Par requête reçue au greffe du Tribunal Judiciaire de Bordeaux le 17 mai 2025, le Préfet de la Gironde a sollicité du juge près le tribunal judiciaire de Bordeaux, au visa des articles L. 742-1 à L.742-3 du Code de l'Entrée et du Séjour des Étrangers et du Droit d'Asile, la prolongation de la rétention administrative de l'étranger pour une durée maximale de 26 jours, motifs pris de l'absence de tout document de voyage en cours de validité, de l'absence de ressources licites et de domicile fixe en France et de son opposition à tout éloignement.

Par ordonnance rendue le 18 mai 2025 à 14h00, le juge près le Tribunal Judiciaire de Bordeaux a ordonné la jonction des dossiers et statuant par une seule et même ordonnance, a :

- accordé l'aide juridictionnelle provisoire à M. [M],

- a déclaré les deux procédures recevables et régulières,

- rejeté les moyens de contestation,

- autorisé la prolongation de la rétention administrative de M. [M] pour une durée de 26 jours supplémentaires,

- débouté M. [M] de sa demande au titre des frais irrépétibles.

Par courriel adressé au greffe de la Cour d'appel le 18 mai 2025 à 22h07, le conseil de M. [M] a fait appel de l'ordonnance entreprise considérant que ce dernier pouvait bénéficier d'une assignation à résidence et que les diligences de l'autorité administrative étaient insuffisantes.
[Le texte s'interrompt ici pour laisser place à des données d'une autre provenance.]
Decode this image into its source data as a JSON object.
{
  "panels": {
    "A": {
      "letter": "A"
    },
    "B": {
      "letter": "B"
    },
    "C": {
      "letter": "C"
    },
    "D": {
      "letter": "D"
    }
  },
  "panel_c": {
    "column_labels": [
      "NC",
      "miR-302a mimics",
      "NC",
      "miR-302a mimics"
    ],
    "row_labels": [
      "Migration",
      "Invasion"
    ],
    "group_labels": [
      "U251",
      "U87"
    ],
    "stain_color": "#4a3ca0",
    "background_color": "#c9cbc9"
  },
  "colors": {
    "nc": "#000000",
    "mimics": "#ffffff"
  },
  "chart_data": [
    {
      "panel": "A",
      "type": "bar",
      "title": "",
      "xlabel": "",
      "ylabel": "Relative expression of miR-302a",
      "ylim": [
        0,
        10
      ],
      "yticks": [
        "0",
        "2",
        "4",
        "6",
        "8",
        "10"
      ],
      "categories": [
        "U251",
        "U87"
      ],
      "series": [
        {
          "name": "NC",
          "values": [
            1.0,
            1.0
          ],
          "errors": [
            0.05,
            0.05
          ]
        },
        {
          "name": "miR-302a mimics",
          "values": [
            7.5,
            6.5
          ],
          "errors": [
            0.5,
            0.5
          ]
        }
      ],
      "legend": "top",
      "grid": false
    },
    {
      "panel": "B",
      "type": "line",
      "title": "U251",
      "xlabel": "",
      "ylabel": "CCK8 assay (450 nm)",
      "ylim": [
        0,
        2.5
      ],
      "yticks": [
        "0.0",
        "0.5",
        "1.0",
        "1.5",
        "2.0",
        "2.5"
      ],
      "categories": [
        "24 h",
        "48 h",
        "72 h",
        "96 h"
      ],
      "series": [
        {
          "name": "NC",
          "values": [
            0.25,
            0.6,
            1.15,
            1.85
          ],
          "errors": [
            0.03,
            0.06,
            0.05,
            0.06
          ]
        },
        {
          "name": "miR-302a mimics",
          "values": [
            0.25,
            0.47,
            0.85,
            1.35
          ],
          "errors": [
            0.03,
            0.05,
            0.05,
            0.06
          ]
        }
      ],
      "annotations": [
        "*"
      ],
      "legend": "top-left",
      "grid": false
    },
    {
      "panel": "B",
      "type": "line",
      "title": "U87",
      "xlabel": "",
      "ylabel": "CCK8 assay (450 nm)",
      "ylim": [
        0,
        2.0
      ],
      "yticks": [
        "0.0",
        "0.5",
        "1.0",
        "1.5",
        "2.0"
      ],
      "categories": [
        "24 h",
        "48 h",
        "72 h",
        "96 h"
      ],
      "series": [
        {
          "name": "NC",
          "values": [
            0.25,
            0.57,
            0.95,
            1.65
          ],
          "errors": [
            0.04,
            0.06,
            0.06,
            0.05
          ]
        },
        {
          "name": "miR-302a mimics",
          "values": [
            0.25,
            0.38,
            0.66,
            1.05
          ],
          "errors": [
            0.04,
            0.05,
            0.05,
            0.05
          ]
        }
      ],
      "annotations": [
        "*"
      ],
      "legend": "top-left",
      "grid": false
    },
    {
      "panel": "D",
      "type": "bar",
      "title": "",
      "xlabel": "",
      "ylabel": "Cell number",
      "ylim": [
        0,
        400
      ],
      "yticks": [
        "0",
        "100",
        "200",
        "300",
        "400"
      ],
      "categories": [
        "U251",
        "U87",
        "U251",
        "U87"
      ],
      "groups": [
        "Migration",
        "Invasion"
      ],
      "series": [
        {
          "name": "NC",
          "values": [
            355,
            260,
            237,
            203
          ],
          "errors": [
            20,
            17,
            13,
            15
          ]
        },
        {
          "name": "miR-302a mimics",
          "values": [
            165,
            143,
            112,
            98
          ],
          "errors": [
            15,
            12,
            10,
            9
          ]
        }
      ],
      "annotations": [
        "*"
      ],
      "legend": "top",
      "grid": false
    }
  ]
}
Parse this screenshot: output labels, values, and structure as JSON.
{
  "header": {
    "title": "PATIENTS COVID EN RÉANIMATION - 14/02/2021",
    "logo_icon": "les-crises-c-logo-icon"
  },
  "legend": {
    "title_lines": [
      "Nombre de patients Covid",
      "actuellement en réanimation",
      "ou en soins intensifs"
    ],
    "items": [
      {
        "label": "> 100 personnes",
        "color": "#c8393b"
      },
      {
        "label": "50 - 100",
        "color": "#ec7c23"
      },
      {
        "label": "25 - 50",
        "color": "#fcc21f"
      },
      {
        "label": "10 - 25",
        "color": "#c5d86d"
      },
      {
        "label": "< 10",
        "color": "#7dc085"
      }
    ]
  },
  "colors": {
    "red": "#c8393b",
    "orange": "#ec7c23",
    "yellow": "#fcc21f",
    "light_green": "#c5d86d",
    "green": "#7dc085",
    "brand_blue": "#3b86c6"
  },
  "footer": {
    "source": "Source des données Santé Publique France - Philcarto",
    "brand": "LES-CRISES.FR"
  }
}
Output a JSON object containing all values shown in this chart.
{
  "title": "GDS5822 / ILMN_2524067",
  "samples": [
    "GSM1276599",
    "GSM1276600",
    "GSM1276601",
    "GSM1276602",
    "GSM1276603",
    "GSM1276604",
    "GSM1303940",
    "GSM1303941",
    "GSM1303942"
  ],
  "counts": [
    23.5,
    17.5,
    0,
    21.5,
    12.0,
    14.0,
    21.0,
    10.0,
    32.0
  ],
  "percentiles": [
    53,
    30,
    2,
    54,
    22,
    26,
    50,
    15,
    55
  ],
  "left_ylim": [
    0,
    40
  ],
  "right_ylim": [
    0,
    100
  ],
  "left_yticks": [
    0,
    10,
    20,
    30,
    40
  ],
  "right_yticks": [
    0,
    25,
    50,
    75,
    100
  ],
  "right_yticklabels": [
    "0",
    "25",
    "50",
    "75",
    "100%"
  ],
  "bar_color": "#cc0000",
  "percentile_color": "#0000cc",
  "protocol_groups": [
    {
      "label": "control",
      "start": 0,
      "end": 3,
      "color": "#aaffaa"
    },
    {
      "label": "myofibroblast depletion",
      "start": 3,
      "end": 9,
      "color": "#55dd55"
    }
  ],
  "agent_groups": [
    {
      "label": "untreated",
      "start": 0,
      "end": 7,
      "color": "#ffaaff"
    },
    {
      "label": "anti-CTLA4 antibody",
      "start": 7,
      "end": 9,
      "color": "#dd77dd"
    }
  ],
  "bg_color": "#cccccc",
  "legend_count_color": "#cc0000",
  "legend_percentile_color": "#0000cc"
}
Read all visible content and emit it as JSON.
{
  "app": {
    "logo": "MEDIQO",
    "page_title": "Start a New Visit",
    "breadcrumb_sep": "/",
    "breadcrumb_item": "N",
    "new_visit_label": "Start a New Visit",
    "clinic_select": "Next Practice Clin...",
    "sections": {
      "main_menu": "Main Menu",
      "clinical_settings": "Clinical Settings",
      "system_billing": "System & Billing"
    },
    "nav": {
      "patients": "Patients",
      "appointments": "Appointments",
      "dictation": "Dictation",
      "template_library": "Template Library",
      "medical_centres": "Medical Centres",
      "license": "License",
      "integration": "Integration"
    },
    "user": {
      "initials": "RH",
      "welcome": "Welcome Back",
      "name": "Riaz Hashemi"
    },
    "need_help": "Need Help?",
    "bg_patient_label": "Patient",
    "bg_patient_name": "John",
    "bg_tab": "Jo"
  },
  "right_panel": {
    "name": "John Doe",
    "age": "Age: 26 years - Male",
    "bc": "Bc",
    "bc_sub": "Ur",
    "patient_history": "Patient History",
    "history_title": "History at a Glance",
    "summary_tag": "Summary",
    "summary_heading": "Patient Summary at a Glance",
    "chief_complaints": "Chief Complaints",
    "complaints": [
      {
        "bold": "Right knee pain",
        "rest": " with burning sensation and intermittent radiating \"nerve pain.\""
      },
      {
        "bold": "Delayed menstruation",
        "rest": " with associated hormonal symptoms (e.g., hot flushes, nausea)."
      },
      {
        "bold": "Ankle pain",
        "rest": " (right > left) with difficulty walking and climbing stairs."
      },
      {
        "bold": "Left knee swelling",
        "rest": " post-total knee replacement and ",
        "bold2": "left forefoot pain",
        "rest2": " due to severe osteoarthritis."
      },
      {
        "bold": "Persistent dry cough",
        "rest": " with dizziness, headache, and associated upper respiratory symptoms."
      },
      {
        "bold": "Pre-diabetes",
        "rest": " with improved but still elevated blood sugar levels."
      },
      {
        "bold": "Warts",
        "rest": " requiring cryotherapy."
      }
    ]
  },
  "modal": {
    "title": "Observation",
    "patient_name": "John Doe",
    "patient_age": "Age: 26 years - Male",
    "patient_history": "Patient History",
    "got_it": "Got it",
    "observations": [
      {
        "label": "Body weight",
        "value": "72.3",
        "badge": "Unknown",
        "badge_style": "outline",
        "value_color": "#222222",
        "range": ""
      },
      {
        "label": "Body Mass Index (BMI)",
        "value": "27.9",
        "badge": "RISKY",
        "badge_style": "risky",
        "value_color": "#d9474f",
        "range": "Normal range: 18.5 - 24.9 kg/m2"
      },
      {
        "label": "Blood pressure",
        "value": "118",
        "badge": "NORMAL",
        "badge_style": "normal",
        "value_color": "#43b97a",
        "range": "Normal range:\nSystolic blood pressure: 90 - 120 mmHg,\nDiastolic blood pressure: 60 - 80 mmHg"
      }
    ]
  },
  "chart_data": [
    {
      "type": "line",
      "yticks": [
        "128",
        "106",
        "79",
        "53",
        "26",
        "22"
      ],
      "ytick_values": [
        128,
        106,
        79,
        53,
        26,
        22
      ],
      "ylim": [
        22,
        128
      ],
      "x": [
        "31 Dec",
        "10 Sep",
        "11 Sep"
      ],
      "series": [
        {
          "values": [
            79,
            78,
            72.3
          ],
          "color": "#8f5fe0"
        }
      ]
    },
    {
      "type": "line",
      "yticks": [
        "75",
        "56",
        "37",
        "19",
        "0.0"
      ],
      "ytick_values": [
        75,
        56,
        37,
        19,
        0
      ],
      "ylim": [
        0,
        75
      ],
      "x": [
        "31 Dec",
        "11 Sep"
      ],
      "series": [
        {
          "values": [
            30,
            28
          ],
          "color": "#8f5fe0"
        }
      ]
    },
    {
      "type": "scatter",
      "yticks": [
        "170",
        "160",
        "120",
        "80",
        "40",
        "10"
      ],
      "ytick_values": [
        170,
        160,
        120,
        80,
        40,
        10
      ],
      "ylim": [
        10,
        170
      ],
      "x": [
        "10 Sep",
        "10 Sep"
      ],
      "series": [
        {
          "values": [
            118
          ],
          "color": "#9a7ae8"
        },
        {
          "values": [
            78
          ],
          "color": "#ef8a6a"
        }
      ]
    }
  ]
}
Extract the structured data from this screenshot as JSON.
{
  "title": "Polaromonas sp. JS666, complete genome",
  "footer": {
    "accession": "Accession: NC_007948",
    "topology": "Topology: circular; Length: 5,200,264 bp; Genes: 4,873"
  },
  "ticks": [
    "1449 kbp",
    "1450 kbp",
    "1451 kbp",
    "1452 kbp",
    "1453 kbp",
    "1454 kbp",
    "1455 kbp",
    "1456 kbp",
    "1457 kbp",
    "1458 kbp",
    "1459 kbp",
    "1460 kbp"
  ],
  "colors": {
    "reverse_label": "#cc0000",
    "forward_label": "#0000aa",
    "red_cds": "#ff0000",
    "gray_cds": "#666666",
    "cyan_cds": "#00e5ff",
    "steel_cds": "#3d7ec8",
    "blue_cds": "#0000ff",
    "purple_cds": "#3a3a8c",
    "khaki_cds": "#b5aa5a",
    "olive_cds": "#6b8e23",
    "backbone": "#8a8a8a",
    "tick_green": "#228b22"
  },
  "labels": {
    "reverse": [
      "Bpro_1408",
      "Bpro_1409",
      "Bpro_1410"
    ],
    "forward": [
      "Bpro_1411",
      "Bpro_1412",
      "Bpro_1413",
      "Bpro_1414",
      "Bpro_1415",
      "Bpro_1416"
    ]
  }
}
Il ajoute que M. [M] n'a aucune attache au Maroc.

Il sollicite en conséquence l'infirmation de l'ordonnance entreprise, la mise en liberté de M. [M], l'allocation d'une somme de 1 000 euros au titre des frais irrépétibles.

A l'audience, M. [D], représentant de la Préfecture sollicite la confirmation de l'ordonnance du juge des libertés et de la détention du 18 mai 2025 en reprenant les motifs de la requête en prolongation.

A l'audience, M. [M] a eu la parole en dernier.

MOTIFS DE LA DÉCISION

- Sur la recevabilité de l'appel

Effectué dans les délais et motivé, l'appel est recevable.